JanB1 wrote:Grumblesaur wrote:I nuked a lot of memory leaks in a
programming language project I'm working on with a friend, and we're beginning to implement functions.
This is really cool.
I wouldn't even be able to know where to start for developing a new programming language.
We're going the easy route. We're using GNU Bison to generate a parser and GNU Flex to create a lexical analyzer. This isn't always as fast as writing these programs by hand, but it's a lot easier to reason about.
The lexical analyzer reads a file and uses regular expressions to match string patterns, and will spit out a token (which is just a number, but on value literals in the source file, it'll also store the value) indicating the element of code identified. The parser takes these tokens and looks to see if they match up with grammatical patterns. When the tokens match up with a pattern, the parser will add nodes to the syntax tree that correspond to the statement or expression it parsed from the tokens.
Once the whole tree is constructed (and it didn't error out from a syntax issue), the interpreting stage takes place. The interpreter recursively walks the syntax tree and executes instructions based on the type of node present, its child nodes, and any value data contained therein.
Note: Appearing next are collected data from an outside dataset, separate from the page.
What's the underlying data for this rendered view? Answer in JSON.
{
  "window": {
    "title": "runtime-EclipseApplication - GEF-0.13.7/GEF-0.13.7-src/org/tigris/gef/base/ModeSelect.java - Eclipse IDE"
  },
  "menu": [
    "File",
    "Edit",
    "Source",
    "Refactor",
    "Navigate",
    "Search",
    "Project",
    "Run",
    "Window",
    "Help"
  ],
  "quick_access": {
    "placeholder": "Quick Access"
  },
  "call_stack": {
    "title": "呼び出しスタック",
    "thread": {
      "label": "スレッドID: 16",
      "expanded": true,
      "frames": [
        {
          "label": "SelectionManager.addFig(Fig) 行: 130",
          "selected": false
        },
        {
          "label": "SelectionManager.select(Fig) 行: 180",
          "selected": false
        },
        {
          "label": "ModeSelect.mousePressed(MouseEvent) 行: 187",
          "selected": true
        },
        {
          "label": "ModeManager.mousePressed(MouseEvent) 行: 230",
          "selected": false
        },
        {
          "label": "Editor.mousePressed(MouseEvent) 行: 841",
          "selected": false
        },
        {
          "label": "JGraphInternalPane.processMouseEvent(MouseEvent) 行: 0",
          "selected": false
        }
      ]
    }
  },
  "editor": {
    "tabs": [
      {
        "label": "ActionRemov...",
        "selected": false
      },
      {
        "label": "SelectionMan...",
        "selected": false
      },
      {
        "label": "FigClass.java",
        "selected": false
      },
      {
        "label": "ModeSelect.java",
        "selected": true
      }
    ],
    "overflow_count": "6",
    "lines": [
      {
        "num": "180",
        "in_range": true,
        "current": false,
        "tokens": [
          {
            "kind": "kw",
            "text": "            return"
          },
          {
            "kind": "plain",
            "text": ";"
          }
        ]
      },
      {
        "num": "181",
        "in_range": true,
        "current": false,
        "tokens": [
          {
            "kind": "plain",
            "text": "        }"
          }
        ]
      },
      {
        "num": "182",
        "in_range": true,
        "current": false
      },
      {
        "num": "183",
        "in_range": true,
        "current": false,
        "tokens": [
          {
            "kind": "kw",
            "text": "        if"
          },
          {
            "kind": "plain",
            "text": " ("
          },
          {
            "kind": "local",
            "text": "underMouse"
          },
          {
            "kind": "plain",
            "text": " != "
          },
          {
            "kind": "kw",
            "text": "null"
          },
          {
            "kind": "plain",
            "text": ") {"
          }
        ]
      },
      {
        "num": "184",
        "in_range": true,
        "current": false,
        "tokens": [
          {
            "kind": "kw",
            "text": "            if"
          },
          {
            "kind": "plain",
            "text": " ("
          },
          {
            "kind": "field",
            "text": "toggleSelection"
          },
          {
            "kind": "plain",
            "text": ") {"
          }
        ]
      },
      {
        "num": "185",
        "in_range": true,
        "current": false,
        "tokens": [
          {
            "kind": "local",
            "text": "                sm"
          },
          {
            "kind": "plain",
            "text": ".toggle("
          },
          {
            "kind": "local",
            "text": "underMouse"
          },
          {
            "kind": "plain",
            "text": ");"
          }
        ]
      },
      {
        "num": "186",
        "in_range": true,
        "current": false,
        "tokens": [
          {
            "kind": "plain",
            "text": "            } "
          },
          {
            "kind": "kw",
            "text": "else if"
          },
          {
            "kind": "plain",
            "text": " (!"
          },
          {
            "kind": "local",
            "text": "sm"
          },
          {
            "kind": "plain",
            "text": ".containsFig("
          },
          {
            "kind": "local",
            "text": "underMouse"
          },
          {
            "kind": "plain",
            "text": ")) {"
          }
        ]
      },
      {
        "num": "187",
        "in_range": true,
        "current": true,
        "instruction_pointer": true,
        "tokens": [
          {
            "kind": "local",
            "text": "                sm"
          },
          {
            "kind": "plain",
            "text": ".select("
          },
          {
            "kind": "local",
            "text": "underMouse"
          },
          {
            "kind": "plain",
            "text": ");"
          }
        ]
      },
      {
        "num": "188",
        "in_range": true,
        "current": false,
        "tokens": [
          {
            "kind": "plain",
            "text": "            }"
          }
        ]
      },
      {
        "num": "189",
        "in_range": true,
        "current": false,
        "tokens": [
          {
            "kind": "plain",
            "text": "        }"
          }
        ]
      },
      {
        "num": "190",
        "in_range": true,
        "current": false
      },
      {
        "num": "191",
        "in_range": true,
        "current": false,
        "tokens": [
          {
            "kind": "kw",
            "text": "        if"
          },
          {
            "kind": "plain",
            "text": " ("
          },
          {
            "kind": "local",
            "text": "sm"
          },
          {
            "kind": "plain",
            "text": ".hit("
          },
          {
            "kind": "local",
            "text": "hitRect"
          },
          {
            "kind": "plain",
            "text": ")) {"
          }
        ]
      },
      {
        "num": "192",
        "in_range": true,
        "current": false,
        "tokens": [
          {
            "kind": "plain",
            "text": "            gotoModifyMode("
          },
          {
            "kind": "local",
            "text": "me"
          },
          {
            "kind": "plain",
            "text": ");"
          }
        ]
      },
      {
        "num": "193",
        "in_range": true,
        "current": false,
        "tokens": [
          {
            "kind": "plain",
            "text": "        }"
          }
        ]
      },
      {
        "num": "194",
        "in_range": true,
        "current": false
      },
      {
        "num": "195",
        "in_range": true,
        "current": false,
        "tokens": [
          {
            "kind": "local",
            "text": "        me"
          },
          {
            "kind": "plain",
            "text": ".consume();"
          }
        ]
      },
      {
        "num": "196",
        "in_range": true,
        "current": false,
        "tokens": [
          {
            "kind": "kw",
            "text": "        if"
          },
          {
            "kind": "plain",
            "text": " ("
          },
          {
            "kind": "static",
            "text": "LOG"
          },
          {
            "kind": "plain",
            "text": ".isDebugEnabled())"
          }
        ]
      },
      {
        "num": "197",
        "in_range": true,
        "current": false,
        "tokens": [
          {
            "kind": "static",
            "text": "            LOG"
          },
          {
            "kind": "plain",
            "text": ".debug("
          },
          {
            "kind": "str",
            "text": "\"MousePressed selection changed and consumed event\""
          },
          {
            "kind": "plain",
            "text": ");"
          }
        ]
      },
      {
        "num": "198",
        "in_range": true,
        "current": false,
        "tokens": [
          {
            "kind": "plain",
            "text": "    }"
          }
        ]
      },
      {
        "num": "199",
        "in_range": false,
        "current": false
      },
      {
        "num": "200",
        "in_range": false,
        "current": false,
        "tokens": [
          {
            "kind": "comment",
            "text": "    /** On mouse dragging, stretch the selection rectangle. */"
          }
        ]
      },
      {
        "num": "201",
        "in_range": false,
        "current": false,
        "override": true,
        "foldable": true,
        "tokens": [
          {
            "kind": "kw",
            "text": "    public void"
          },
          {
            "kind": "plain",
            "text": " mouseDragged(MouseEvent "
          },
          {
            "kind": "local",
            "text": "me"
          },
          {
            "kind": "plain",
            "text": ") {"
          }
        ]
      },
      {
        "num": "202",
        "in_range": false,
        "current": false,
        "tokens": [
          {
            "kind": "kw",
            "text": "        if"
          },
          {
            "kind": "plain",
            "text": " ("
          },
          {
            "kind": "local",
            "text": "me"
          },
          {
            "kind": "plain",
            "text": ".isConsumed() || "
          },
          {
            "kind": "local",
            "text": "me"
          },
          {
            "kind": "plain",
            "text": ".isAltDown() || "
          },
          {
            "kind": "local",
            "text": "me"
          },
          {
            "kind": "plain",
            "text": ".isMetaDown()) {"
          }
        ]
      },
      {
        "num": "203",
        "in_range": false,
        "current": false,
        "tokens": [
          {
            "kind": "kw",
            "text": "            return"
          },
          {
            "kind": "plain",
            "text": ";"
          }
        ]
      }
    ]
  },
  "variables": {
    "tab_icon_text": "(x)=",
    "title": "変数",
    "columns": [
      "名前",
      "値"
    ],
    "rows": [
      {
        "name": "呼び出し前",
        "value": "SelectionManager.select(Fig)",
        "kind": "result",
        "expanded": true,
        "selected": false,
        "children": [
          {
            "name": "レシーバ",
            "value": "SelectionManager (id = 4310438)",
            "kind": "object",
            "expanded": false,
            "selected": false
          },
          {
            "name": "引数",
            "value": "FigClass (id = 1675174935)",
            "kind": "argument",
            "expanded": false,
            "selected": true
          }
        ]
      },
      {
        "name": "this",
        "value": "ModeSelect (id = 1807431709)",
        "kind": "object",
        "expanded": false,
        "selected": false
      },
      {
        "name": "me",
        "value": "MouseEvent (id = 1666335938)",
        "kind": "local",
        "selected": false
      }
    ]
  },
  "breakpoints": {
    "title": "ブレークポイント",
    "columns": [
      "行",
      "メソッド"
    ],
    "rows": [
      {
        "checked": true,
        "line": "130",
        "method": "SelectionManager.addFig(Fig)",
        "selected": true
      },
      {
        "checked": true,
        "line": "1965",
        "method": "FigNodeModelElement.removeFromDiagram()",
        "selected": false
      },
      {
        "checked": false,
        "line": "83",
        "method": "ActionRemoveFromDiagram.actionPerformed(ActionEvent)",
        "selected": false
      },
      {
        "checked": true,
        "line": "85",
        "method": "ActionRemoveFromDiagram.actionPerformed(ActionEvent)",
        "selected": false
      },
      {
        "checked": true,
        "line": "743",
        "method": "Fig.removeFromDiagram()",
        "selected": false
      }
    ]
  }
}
All of this is compiled up as one executable, so that when you invoke the interpreter on a file, you're also invoking the lexer and parser (you'd be hard pressed to find a language implementation that
didn't work that way. Compilers are a little different in that they translate to assembly/binary, but the lex-parse-(compile/interpret) stages are usually bundled up as one package).
The way we're going to handle functions is by making them objects. Their value will be a pointer to a node in the syntax tree where the definition for a function's code starts, and the function itself will be stored in a map of identifier : mg_obj. When the function's identifier is invoked after its definition, its code in the syntax tree will be called with the provided arguments, which will be placed in an identifier : object map within the function. This emulates a stack.
At least, that's what we're thinking. The implementation details may differ significantly once we move on to it.